Pengaruh Suhu dan Lama Waktu Aktivasi Terhadap Kualitas Arang Aktif Kulit Salak (Salacca zalacca (Gaertn.) Voss)
AGUNG PRASTYO AJI, Dr. Ir. J. P. Gentur Sutapa, M.Sc.
2022 | Skripsi | S1 KEHUTANANIndonesia merupakan negara dengan tingkat kebutuhan arang aktif yang tinggi. Hal ini ditandai dengan jumlah impor arang aktif tahun 2018 sebesar 11.860,853 ton. Salah satu cara mengurangi impor adalah memproduksi arang aktif dalam negeri menggunakan bahan alternatif, salah satunya kulit salak (Salacca zalacca (Gaertn.) Voss). Produksi salak di Indonesia tahun 2019 sebanyak 955.763 ton dengan luas area panen sebesar 27.050 ha yang berpotensi menyebabkan limbah kulit salak sebesar 10 - 14 % dari berat total. Bahan baku yang digunakan adalah limbah kulit salak dari UMKM Sarisa Merapi di Pakem, Sleman. Penelitian ini bertujuan untuk mengetahui pengaruh penambahan suhu dan lama waktu aktivasi terhadap kualitas arang aktif kulit salak. Penelitian ini dilakukan dengan proses karbonisasi kulit salak menggunakan retort dengan suhu 400 °C selama 1 jam dan di aktivasi secara termal menggunakan furnace. Rancangan yang digunakan adalah Rancangan Acak Lengkap dengan dua faktor pengujian yaitu suhu aktivasi (600 dan 700 °C) dan waktu aktivasi (60, 90, dan 120 menit) dengan lima kali pengulangan pada tiap faktor. Parameter pengujian kualitas arang aktif terdiri dari rendemen, kadar air, kadar zat mudah menguap, kadar abu, kadar karbon terikat, daya serap terhadap benzena, metilen biru, dan iodium. Berdasarkan hasil penelitian, perlakuan terbaik diperoleh pada suhu aktivasi 700 °C dan lama waktu aktivasi 120 menit dengan rendemen sebesar 74,648 %; kadar air 1,057 %; kadar zat mudah menguap 20,638 %; kadar abu 13,922 %, kadar karbon terikat 65,440 %; daya serap terhadap benzena 7,343 %; metilen biru 98,294 mg/g; dan iodium 613,191 mg/g.

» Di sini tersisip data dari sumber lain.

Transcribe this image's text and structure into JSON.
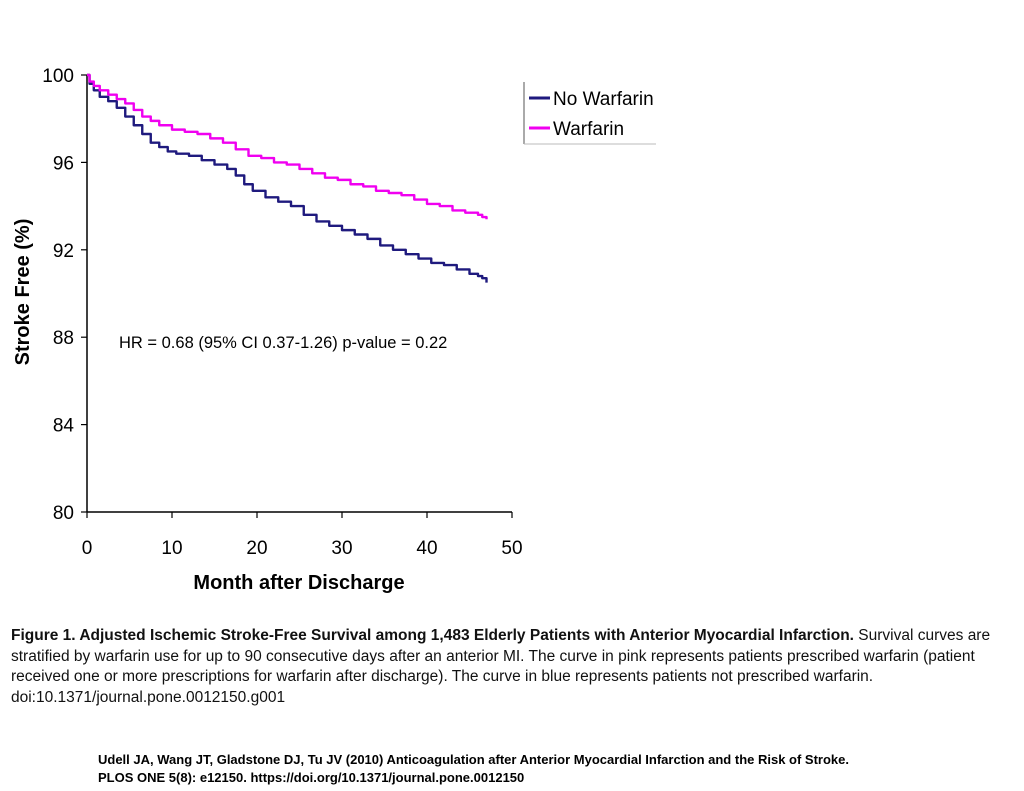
{
  "chart_data": {
    "type": "line",
    "title": "",
    "xlabel": "Month after Discharge",
    "ylabel": "Stroke Free (%)",
    "xlim": [
      0,
      50
    ],
    "ylim": [
      80,
      100
    ],
    "xticks": [
      0,
      10,
      20,
      30,
      40,
      50
    ],
    "yticks": [
      80,
      84,
      88,
      92,
      96,
      100
    ],
    "grid": false,
    "legend_position": "top-right",
    "annotation": "HR = 0.68 (95% CI 0.37-1.26) p-value = 0.22",
    "series": [
      {
        "name": "No Warfarin",
        "color": "#1f1a7e",
        "x": [
          0,
          0.3,
          0.8,
          1.5,
          2.5,
          3.5,
          4.5,
          5.5,
          6.5,
          7.5,
          8.5,
          9.5,
          10.5,
          12,
          13.5,
          15,
          16.5,
          17.5,
          18.5,
          19.5,
          21,
          22.5,
          24,
          25.5,
          27,
          28.5,
          30,
          31.5,
          33,
          34.5,
          36,
          37.5,
          39,
          40.5,
          42,
          43.5,
          45,
          46,
          46.5,
          47
        ],
        "y": [
          100,
          99.6,
          99.3,
          99.0,
          98.8,
          98.5,
          98.1,
          97.7,
          97.3,
          96.9,
          96.7,
          96.5,
          96.4,
          96.3,
          96.1,
          95.9,
          95.7,
          95.4,
          95.0,
          94.7,
          94.4,
          94.2,
          94.0,
          93.6,
          93.3,
          93.1,
          92.9,
          92.7,
          92.5,
          92.2,
          92.0,
          91.8,
          91.6,
          91.4,
          91.3,
          91.1,
          90.9,
          90.8,
          90.7,
          90.5
        ]
      },
      {
        "name": "Warfarin",
        "color": "#f000f0",
        "x": [
          0,
          0.3,
          0.8,
          1.5,
          2.5,
          3.5,
          4.5,
          5.5,
          6.5,
          7.5,
          8.5,
          10,
          11.5,
          13,
          14.5,
          16,
          17.5,
          19,
          20.5,
          22,
          23.5,
          25,
          26.5,
          28,
          29.5,
          31,
          32.5,
          34,
          35.5,
          37,
          38.5,
          40,
          41.5,
          43,
          44.5,
          46,
          46.5,
          47
        ],
        "y": [
          100,
          99.7,
          99.5,
          99.3,
          99.1,
          98.9,
          98.7,
          98.4,
          98.1,
          97.9,
          97.7,
          97.5,
          97.4,
          97.3,
          97.1,
          96.9,
          96.6,
          96.3,
          96.2,
          96.0,
          95.9,
          95.7,
          95.5,
          95.3,
          95.2,
          95.0,
          94.9,
          94.7,
          94.6,
          94.5,
          94.3,
          94.1,
          94.0,
          93.8,
          93.7,
          93.6,
          93.5,
          93.4
        ]
      }
    ]
  },
  "caption": {
    "title": "Figure 1. Adjusted Ischemic Stroke-Free Survival among 1,483 Elderly Patients with Anterior Myocardial Infarction.",
    "body": "Survival curves are stratified by warfarin use for up to 90 consecutive days after an anterior MI. The curve in pink represents patients prescribed warfarin (patient received one or more prescriptions for warfarin after discharge). The curve in blue represents patients not prescribed warfarin.",
    "doi": "doi:10.1371/journal.pone.0012150.g001"
  },
  "citation": {
    "line1": "Udell JA, Wang JT, Gladstone DJ, Tu JV (2010) Anticoagulation after Anterior Myocardial Infarction and the Risk of Stroke.",
    "line2": "PLOS ONE 5(8): e12150. https://doi.org/10.1371/journal.pone.0012150"
  }
}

Indonesia is a country with a high demand of activated charcoal, it shown by the total of 11,860.853 tons are being imported in 2018. One way to reduce imports is to produce activated charcoal domestically by using alternative materials, such as salacca (Salacca zalacca (Gaertn.) Voss) peel. In 2019, Indonesia produced 955,763 tons of salacca from 27,050 ha of harvested area, which produced peel waste of 10 – 14 % from the total weight. The peel waste from UMKM Sarisa Merapi in Pakem, Sleman in this research is used to determine the effect of adding temperature and activation time on the quality of activated charcoal from salacca peel. This research was conducted by carbonizing salacca peel using a retort with a temperature of 400 °C for 1 hour and thermally activated using a furnace. This research used a completely randomized design with two tested factors namely activation temperature (600 and 700 °C) and activation time (60, 90, and 120 minutes) with five repetitions for each factor. The quality of activated charcoal was tested for yield, moisture content, volatile matter content, ash content, fixed carbon content, absorption of benzene, methylene blue, and iodine. Based on the result, the best treatment was obtained at an activation temperature of 700 °C and activation time of 120 minutes with a yield of 74.648 %; water content 1.057 %; volatile matter content 20.638 %; ash content 13.922 %; fixed carbon content 65.440 %; absorption of benzene 7.343 %; methylene blue 98.294 mg/g; and iodine 613.191 mg/g.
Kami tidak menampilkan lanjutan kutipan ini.